“This is the life for me. I’ve been a heroine and a war-worker about as long as I can.”
CHAPTER I
Leaving England quickly was not easy in those days. Passenger-steamers were few, irregular, and secret. The passport regulations were exceedingly rigorous, and even Mr. Verrinder’s influence could not speed the matter greatly.
There was the Webling estate to settle up, also. At Verrinder’s suggestion Marie Louise put her affairs into the hands of counsel, and he arranged her surrender of all claims on the Webling estate. But he insisted that she should keep the twenty thousand pounds that had been given to her absolutely. He may have been influenced in this by his inability to see from what other funds he could collect his fee.
Eventually he placed her aboard a liner, and her bonds in the purser’s safe; and eventually the liner stole out into the ocean, through such a gantlet of lurking demons as old superstitions peopled it with.
She had not told the children good-by, but had delivered them to the Oakbys and run away. The Oakbys had received her with a coldness that startled her. They used the expression, “Under the circumstances,” with a freezing implication that made her wonder if the secret had already trickled through to them.
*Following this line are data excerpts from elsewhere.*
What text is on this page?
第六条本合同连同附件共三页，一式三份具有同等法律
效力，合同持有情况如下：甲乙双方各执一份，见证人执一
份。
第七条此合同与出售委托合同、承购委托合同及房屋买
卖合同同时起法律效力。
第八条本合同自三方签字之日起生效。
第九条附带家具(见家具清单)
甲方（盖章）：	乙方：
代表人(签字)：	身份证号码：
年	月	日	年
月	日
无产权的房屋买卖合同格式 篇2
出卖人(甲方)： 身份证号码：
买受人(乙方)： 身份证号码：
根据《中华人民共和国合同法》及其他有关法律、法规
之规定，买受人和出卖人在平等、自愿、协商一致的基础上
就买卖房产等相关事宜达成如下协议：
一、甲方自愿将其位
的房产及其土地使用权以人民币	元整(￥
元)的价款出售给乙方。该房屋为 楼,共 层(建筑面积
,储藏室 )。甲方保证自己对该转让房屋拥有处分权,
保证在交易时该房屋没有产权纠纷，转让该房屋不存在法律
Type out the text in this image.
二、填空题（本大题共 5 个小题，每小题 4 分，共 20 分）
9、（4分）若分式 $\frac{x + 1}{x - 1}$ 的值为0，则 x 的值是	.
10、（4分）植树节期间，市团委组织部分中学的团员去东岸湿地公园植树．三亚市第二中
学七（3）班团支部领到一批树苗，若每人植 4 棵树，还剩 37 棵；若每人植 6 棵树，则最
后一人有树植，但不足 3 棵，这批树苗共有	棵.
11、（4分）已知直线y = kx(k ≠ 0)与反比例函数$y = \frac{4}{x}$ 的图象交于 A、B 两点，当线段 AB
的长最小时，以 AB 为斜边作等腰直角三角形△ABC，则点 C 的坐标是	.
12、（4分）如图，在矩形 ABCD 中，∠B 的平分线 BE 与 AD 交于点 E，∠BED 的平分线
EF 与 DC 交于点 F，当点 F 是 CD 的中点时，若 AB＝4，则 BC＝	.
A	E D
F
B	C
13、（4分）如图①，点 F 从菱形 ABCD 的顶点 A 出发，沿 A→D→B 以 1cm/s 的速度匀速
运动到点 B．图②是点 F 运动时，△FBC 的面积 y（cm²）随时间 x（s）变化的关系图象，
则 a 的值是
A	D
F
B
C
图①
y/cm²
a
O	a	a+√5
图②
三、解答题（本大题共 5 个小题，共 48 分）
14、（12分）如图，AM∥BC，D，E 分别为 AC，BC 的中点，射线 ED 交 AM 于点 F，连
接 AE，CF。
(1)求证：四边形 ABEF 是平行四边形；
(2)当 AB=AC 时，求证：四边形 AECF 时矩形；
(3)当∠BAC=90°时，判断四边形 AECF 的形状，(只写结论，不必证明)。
On the steamer there was nobody she knew. At the dock no friends greeted her. She did not notice that her arrival was noted by a certain Mr. Larrey, who had been detailed to watch her and saw with some pride how pretty she was. “It’ll be a pleasure to keep an eye on her,” he told a luckless colleague who had a long-haired pacifist professor allotted to him. But Marie Louise’s mystic squire had not counted on her stopping in New York for only a day and then setting forth on a long, hot, stupid train-ride of two days to the little town of her birth, Wakefield.
Larrey found it appalling. Marie Louise found it far smaller 77 and shabbier than she had imagined. Yet it had grown some, too, since her time.